The process of Evolution is both heuristic and emergent.
Heuristic emergence is arguably the most powerful natural phenomenon you’ve never heard of.
Genes mutate, combine, recombine and do all sorts of strange things designed to alter themselves during reproduction in order to produce offspring with diverse genetic traits.
There is no guarantee that these mutations or changes will be beneficial. There is no guiding hand.
Why?
None is needed. 
On aggregate, if a mutation is not beneficial the organism will not survive to reproduce. That mutation will be lost to the gene pool.
Evolution regulates itself via a single ‘fitness’ test — reproductive survival.
In this way evolution took life here on Earth from simple, single celled organisms to complex, sentient multi-cellular beasties.
Heuristic emergence still wasn’t done. It imbued us with new heuristics.
A natural heuristic (evolution) emerged a new, organic heuristic (i.e. common sense).
Our intelligence is emerged from heuristics. If Nature emerged intelligence using heuristics, can we?
I built virtual grass to see if an environment would emerge new individuals able to adapt and survive conditions not survivable by their progenitors.
The screenshot below shows a map (bottom left) with the faint outline of a river that drains into an inland swamp, fed by high rainfall in the North West. 
Initial conditions showing 2 seed grasses of gene size expression 20.
There are two seed grasses each with gene size expression of 20
Larger gene expression means larger grass. Smaller gene expression, smaller grass. Small grass needs less water to survive. Large grass needs more water.
Most of the map has too little water to sustain grass of size 20. 
Random mutations of up to 1% in size may occur during reproduction. Reproduction can only occur if the individual has survived to reproductive age — approx 15% of its total lifespan.
After simulating 240 years the map looks like this (more often than not — it changes every time since the entire process is heuristic).
Evolution leads to adapted individuals able to survive in their respective environments.
Larger grass (displayed as dark green) dominates the areas of high rainfall or abundant water, following the line of the river to the inland wetlands. Smaller grass (displayed as light green) evolves and adapts to colonize other areas that have significantly less water.
The largest grass has a gene size expression of 116 while the smallest grass gene is 6.
There is no code that instructs grass to adapt one way or another. No guiding hand. It simply adapts to environmental pressures in exactly the same way natural evolution occurs.

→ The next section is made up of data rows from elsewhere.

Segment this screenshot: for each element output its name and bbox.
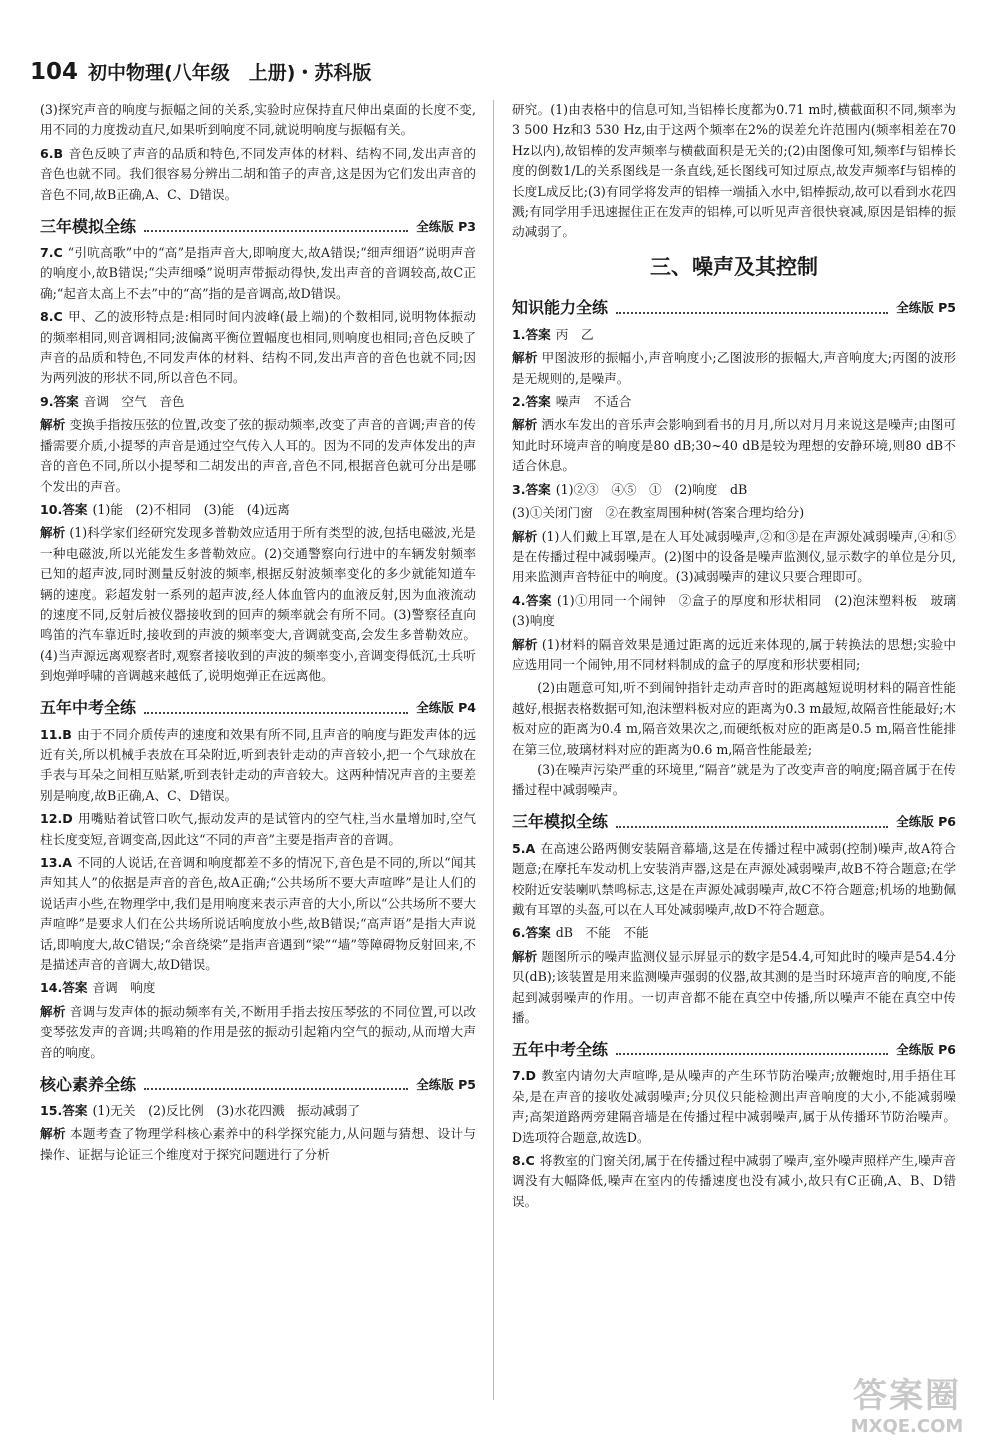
answer-text: dB 不能 不能 [555,925,649,941]
left-items-a [40,100,476,205]
answer-text: (1)①用同一个闹钟 ②盒子的厚度和形状相同 (2)泡沫塑料板 玻璃 (3)响度 [512,592,969,629]
answer-text: 洒水车发出的音乐声会影响到看书的月月,所以对月月来说这是噪声;由图可知此时环境声音的响度是80 dB;30~40 dB是较为理想的安静环境,则80 dB不适合休息。 [512,417,957,474]
right-items-b [512,839,956,1029]
left-column [40,100,476,1410]
answer-item [512,480,956,500]
answer-label: 3.答案 [512,481,551,497]
answer-label: 解析 [40,525,66,541]
left-items-d [40,1101,476,1165]
watermark-logo [832,1376,982,1446]
answer-label: 解析 [512,528,538,544]
section-title: 核心素养全练 [40,1074,137,1094]
answer-label: 解析 [512,948,538,964]
watermark-text: 答案圈 [853,1376,961,1416]
right-items-a [512,325,969,676]
section-ref: 全练版 P6 [896,814,956,830]
answer-item [40,1002,476,1063]
answer-label: 解析 [512,350,538,366]
answer-item [40,725,476,807]
section-header [512,1036,956,1060]
answer-text: 将教室的门窗关闭,属于在传播过程中减弱了噪声,室外噪声照样产生,噪声音调没有大幅降低,噪声在室内的传播速度也没有减小,故只有C正确,A、B、D错误。 [512,1153,956,1209]
page-number: 104 [30,59,79,85]
answer-item [40,307,476,389]
answer-text: (1)人们戴上耳罩,是在人耳处减弱噪声,②和③是在声源处减弱噪声,④和⑤是在传播过程中减弱噪声。(2)图中的设备是噪声监测仪,显示数字的单位是分贝,用来监测声音特征中的响度。(3)减弱噪声的建议只要合理即可。 [512,528,957,585]
answer-item [512,503,956,523]
answer-text: 题图所示的噪声监测仪显示屏显示的数字是54.4,可知此时的噪声是54.4分贝(dB);该装置是用来监测噪声强弱的仪器,故其测的是当时环境声音的响度,不能起到减弱噪声的作用。一切声音都不能在真空中传播,所以噪声不能在真空中传播。 [512,948,956,1026]
answer-text: (1)无关 (2)反比例 (3)水花四溅 振动减弱了 [92,1103,361,1119]
section-ref: 全练版 P5 [896,300,956,316]
answer-label: 解析 [40,1126,66,1142]
dotted-leader [616,825,888,828]
answer-text: 音调 响度 [92,980,156,996]
section-header [40,695,476,719]
answer-label: 解析 [40,1003,66,1019]
answer-item [40,415,476,497]
answer-label: 解析 [512,417,538,433]
answer-label: 11.B [40,726,72,742]
chapter-title: 三、噪声及其控制 [650,254,818,279]
answer-label: 8.C [40,309,63,325]
intro-paragraph: 研究。(1)由表格中的信息可知,当铝棒长度都为0.71 m时,横截面积不同,频率为3 500 Hz和3 530 Hz,由于这两个频率在2%的误差允许范围内(频率相差在70 Hz以内),故铝棒的发声频率与横截面积是无关的;(2)由图像可知,频率f与铝棒长度的倒数1/L的关系图线是一条直线,延长图线可知过原点,故发声频率f与铝棒的长度L成反比;(3)有同学将发声的铝棒一端插入水中,铝棒振动,故可以看到水花四溅;有同学用手迅速握住正在发声的铝棒,可以听见声音很快衰减,原因是铝棒的振动减弱了。 [512,102,956,240]
section-header [40,1071,476,1095]
dotted-leader [144,229,408,232]
left-items-c [40,725,476,1064]
answer-item [512,325,956,345]
dotted-leader [144,711,408,714]
answer-text: (1)科学家们经研究发现多普勒效应适用于所有类型的波,包括电磁波,光是一种电磁波,所以光能发生多普勒效应。(2)交通警察向行进中的车辆发射频率已知的超声波,同时测量反射波的频率,根据反射波频率变化的多少就能知道车辆的速度。彩超发射一系列的超声波,经人体血管内的血液反射,因为血液流动的速度不同,反射后被仪器接收到的回声的频率就会有所不同。(3)警察径直向鸣笛的汽车靠近时,接收到的声波的频率变大,音调就变高,会发生多普勒效应。(4)当声源远离观察者时,观察者接收到的声波的频率变小,音调变得低沉,士兵听到炮弹呼啸的音调越来越低了,说明炮弹正在远离他。 [40,525,476,684]
section-ref: 全练版 P4 [416,700,476,716]
answer-item [40,392,476,412]
answer-label: 7.D [512,1068,537,1084]
answer-label: 9.答案 [40,393,79,409]
section-header [40,213,476,237]
section-ref: 全练版 P3 [416,218,476,234]
right-column [512,100,969,1410]
left-items-b [40,243,476,687]
answer-item [40,809,476,850]
answer-text: 音调 空气 音色 [83,393,185,409]
section-title: 三年模拟全练 [40,216,137,236]
answer-text: 甲图波形的振幅小,声音响度小;乙图波形的振幅大,声音响度大;丙图的波形是无规则的,是噪声。 [512,350,957,386]
dotted-leader [616,311,888,314]
section-ref: 全练版 P6 [896,1042,956,1058]
answer-label: 14.答案 [40,980,88,996]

Admittedly my virtual grass’ DNA was radically simplified, possessing a single gene for size. 
However, it is a basic proof of concept that artificial heuristic processes can produce evolution. 
This leaves us here:
  • Premise 1: Evolution can emerge intelligence. 
  • Premise 2: Artificial evolution is possible.
  • Conclusion: Artificial evolution can emerge artificial intelligence.
Oddly enough this would add a 4th step in the heuristic stepladder. 1. Physical heuristics emerged a planet on which emerged life. 2. Evolution emerged organisms with organic heuristics. 3. Those organic heuristics gave rise to artificial heuristics, which in turn could 4. emerge artificial virtual heuristics as part of the mental machinery of an heuristic AI.
An evolved heuristic AI would be different from anything we know. It would not necessarily be what we predict… or even desire.
It would be intelligent. But on its own terms.
It would be a true AI. Complete with heuristics that give it creativity and common sense (and any other mental machinery we have, or can evolve) not found in today’s machine learning neural networks.
Here’s the question to ask yourself.
With the right starting conditions, how long would it take for an artificial intelligence to evolve?
The simulated 240 years in my Grasslands example took less than a few seconds. 
Once an intelligence emerges how long would it take to supersede us?